Prime Minister Sheikh Hasina yesterday said the Teesta water sharing treaty between Bangladesh and India could not be signed due to an objection raised by the chief minister of West Bengal.
"We had reached a consensus over the Teesta water sharing, but it was very much unfortunate that the chief minister of an Indian State, Mamata Banarjee, raised an objection," she said.
But the Indian central government was very much cordial to sign the treaty, she said, adding her government was hopeful that the problem would be resolved through discussions.
Hasina made the remarks in her introductory speech during a meeting with high officials of the water resources ministry at the secretariat.
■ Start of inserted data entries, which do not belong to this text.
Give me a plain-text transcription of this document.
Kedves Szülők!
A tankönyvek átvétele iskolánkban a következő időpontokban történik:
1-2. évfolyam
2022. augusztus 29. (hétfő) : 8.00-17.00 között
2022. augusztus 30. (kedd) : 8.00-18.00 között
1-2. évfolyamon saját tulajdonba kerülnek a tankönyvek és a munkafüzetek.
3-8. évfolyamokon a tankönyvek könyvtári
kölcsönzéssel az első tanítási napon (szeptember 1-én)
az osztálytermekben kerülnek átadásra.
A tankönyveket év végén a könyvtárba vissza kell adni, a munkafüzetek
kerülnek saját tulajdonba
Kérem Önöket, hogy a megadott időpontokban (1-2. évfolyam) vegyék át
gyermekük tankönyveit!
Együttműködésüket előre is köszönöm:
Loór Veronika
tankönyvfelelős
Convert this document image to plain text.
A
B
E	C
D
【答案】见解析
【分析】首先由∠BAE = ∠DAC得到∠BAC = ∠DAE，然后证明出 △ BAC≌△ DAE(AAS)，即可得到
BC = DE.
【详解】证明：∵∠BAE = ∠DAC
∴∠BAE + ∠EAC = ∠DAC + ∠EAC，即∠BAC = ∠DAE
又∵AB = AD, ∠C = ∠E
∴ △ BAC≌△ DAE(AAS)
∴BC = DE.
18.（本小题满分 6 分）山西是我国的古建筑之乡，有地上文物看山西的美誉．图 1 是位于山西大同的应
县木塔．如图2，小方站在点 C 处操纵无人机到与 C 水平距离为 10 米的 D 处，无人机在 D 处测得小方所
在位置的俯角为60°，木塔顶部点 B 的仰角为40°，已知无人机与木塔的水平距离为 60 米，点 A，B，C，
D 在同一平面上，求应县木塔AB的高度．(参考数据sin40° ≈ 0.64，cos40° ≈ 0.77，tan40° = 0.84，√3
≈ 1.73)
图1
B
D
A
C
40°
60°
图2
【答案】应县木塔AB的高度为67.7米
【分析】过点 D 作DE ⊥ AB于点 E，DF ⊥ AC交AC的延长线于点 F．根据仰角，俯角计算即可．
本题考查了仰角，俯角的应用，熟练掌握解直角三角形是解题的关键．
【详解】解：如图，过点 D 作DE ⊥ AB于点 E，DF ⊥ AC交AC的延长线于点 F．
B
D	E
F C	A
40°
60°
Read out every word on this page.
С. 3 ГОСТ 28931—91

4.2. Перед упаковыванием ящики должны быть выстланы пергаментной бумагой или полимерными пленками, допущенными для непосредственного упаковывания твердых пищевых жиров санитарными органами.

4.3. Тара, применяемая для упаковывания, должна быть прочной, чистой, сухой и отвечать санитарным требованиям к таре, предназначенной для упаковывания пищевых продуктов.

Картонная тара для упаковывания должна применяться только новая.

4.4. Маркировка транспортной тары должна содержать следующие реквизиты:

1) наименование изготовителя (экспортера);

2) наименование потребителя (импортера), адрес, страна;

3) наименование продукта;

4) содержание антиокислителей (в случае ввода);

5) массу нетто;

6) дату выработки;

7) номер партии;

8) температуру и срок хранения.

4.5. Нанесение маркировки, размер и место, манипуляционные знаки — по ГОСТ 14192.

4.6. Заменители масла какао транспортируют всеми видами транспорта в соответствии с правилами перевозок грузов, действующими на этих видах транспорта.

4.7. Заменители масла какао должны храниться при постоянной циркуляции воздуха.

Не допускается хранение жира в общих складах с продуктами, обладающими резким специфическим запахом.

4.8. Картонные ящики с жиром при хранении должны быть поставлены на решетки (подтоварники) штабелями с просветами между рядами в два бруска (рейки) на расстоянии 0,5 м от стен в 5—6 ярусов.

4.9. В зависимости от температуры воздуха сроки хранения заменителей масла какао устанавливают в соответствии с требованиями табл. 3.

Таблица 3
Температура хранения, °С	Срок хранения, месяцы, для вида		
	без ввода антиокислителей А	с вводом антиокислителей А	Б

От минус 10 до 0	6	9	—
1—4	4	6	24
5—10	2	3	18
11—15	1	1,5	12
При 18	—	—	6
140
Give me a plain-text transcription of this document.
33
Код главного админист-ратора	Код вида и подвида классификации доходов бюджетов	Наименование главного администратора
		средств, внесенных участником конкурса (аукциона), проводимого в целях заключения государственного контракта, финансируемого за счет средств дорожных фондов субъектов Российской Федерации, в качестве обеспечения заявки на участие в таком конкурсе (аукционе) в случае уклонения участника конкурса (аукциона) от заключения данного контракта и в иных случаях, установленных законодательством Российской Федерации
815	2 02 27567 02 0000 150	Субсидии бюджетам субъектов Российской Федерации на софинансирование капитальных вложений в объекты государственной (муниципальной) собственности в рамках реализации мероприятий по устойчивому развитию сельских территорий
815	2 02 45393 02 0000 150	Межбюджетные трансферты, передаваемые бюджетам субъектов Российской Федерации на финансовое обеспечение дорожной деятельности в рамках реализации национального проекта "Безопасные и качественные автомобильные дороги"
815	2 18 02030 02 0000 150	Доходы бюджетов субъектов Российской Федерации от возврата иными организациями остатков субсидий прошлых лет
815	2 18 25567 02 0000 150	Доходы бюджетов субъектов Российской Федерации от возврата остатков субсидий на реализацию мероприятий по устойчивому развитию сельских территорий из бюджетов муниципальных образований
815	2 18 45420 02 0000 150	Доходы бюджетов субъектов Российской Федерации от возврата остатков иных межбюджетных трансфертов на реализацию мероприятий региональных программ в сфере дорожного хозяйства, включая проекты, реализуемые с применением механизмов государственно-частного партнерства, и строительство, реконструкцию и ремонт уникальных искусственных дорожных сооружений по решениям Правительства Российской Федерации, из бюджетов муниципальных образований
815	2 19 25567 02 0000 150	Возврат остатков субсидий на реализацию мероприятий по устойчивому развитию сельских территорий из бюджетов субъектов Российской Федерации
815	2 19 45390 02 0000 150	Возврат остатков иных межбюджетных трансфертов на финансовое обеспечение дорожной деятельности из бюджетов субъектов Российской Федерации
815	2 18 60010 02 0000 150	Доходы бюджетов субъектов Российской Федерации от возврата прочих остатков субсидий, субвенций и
This is for the first time that the Bangladesh leader has come up with the allegation against the West Bengal chief minister on the Teesta water sharing issue.
The treaty was supposed to be inked during Indian Prime Minister Manmohan Singh's visit to Bangladesh in 2011.
But it did not happen as the chief minister of West Bengal refused to come to Dhaka with Manmohan, raising her objection to the treaty at the last leg of the visit.
Hasina told the ministry officials at the meeting that the framework agreement on sharing the water of the Teesta had been finalised, but the deal could not be signed due to the objection.
She also said the negotiations were going on with India to have Bangladesh's due share of Teesta water, and hoped that the treaty would be inked soon.
Referring to the Ganges Water Treaty with the neighbouring country, she said the minimum water flow in the Ganges river during the dry season had been ensured since 1997 following the signing of the deal.
In the Ganges water sharing treaty, a decision had been taken to construct the Ganges barrage by Bangladesh to preserve waters for the dry season and a study in this regard had already been completed.
But India as the upper-riparian country can control the flow of the water of joint rivers, and joint initiatives of the two countries are urgently needed to implement the project, she told the meeting.
About the Tipaimukh project, Hasina said it has to be done after consultation with Bangladesh. A Framework Agreement on Cooperation for Development was signed between Bangladesh and India in 2011.
Two joint tripartite working teams -- India-Bhutan-Bangladesh group and India-Nepal-Bangladesh group -- are working in Ganges and Brahmaputra basins to undertake and implement hydroelectricity projects and ensure proper water management.
Once completed, Bangladesh will be able to purchase hydroelectricity from the project at a cheaper price, she said.
She also mentioned that negotiations were on to produce hydropower on a joint venture basis with Myanmar as three rivers enter Bangladesh from that country.
Hasina said over 400 rivers are flowing inside Bangladesh, including 54 originating from India, and three from Myanmar, and most of them are under the Ganges, Brahmaputra and Meghna basins.
Water Resources Minister Anisul Islam Mahmud, among others, spoke on the occasion.